LUTE SPEAKS….Our soon-to-be war czar agrees with the intelligence community: the surge hasn’t had any effect so far and isn’t likely to in the near future.

Lt. Gen. Douglas E. Lute, tapped by Bush to serve as a new high-powered White House coordinator of the war, told senators at a confirmation hearing that Iraqi factions “have shown so far very little progress” toward the reconciliation necessary to stem the bloodshed. If that does not change, he said, “we’re not likely to see much difference in the security situation” a year from now.

….As the president’s point man on Iraq, Lute would be charged with helping to ensure that Iraqis can achieve those goals. But he expressed doubt about whether the Iraqis have the ability to change and whether the United States has the leverage to force them to do so. “I am concerned about the capacity of this government,” he said. “But I haven’t passed final judgment on them.”

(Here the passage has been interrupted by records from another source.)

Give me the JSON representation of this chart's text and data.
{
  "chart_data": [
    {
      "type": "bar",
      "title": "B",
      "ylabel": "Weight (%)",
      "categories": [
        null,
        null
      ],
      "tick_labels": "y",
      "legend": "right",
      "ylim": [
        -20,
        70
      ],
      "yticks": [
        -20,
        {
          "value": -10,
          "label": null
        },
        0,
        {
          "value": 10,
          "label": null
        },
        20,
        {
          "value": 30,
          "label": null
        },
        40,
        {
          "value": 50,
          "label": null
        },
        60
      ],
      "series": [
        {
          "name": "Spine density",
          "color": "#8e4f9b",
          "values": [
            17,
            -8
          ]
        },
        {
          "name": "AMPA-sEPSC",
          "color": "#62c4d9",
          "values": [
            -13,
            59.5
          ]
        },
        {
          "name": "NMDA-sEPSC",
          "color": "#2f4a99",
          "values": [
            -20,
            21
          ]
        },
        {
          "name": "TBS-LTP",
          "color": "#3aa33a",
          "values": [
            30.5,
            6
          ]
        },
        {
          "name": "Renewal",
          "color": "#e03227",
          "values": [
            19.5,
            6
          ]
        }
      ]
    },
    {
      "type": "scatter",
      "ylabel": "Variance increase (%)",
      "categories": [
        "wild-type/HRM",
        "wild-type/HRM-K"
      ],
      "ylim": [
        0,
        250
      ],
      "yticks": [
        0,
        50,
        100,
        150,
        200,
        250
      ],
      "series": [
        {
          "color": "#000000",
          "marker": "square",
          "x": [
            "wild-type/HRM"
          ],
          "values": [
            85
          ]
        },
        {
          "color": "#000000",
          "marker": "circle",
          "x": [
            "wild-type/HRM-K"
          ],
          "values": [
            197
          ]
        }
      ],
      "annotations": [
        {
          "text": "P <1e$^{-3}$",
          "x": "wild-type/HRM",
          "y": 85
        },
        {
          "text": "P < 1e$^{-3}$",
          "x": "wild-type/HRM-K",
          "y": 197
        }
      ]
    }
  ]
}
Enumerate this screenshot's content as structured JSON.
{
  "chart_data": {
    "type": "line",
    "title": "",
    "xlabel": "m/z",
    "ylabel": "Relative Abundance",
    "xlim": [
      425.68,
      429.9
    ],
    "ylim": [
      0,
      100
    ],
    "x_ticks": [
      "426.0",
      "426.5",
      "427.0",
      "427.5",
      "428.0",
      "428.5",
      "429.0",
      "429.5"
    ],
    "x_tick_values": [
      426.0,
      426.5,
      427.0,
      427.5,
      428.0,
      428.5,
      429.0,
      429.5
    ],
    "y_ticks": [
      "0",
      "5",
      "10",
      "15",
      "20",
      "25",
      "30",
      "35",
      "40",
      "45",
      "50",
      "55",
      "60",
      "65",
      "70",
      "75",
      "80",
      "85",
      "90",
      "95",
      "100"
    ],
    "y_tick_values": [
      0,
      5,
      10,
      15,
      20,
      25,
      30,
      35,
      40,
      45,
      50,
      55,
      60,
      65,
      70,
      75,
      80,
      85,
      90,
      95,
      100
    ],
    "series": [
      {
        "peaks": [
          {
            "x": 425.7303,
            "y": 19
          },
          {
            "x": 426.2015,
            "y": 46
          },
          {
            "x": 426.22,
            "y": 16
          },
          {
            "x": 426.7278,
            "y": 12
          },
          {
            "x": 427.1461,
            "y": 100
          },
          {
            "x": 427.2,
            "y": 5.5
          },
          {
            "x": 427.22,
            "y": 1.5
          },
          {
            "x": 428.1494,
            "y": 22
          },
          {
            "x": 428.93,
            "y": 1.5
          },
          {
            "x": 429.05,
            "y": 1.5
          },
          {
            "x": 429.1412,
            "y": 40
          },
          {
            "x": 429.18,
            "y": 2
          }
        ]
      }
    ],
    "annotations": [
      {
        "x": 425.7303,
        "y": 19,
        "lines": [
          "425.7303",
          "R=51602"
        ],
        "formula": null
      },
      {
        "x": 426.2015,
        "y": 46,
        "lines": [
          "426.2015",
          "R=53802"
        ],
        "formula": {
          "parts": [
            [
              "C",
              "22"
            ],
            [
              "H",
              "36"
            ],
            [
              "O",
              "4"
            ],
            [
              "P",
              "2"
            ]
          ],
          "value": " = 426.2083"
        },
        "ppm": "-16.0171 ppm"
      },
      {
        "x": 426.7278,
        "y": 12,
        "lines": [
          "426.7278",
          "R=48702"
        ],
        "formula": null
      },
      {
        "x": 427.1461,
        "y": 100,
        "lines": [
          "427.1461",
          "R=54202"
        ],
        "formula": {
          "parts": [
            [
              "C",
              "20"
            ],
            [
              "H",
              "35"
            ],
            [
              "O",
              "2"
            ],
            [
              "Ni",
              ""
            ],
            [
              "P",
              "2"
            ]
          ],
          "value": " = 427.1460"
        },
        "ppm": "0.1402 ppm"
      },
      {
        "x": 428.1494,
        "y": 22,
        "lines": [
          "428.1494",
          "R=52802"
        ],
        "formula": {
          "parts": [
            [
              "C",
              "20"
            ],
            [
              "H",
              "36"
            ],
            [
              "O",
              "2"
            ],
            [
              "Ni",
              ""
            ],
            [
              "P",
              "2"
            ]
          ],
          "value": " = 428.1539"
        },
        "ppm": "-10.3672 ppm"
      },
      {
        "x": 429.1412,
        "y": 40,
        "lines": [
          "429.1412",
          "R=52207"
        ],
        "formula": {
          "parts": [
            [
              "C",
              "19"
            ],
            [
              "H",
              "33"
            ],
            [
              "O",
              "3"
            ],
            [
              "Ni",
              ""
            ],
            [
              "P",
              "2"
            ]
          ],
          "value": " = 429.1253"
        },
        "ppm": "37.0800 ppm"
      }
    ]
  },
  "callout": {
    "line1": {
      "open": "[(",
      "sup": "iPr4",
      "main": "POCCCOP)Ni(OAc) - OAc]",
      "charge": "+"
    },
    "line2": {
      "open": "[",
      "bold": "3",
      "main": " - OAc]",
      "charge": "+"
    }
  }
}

Italics mine. Question: Is the promotion of Lute a sign that the administration is making moves in the direction of abandoning the Maliki government and hitching its star to someone else? If you want to change direction, after all, the easiest way to do it is to bring in a new guy, wait a couple of months, and then announce that after careful review he’s recommending a new course. It’s a time honored strategy.

I guess we’ll see. But while we’re on the subject, it’s worth mentioning that both Swopa and Eric Martin have scoffed at my suggestion that there’s an emerging new political alliance that might manage to wrest control of the government from Maliki sometime in the next few months. I can’t say that I blame them, either. After all, factional fighting in Iraq is Byzantine; it’s hard to believe that any alliance could survive if it excluded the party formerly known as SCIRI; it seems unlikely that Sistani would countenance any alliance that increased the power of the Sunnis, and equally unlikely that Sadr would join such an alliance without Sistani’s blessing; and the alliance members are probably just selling a bill of goods to any American willing to listen to them. What’s more, the Kurds are key to everything, and who knows what they’ll do?

So great big shakers of salt are recommended here. Still….I can’t help but think that something has to happen. Maliki seems like a dead man walking, and eventually someone’s going to make a deal that would have seemed unlikely on its face a week before — and I wouldn’t be surprised if this includes some kind of weird volte-face from Sadr. I wonder if Lute is sending a signal that the Bush administration won’t be too crushed if this happens?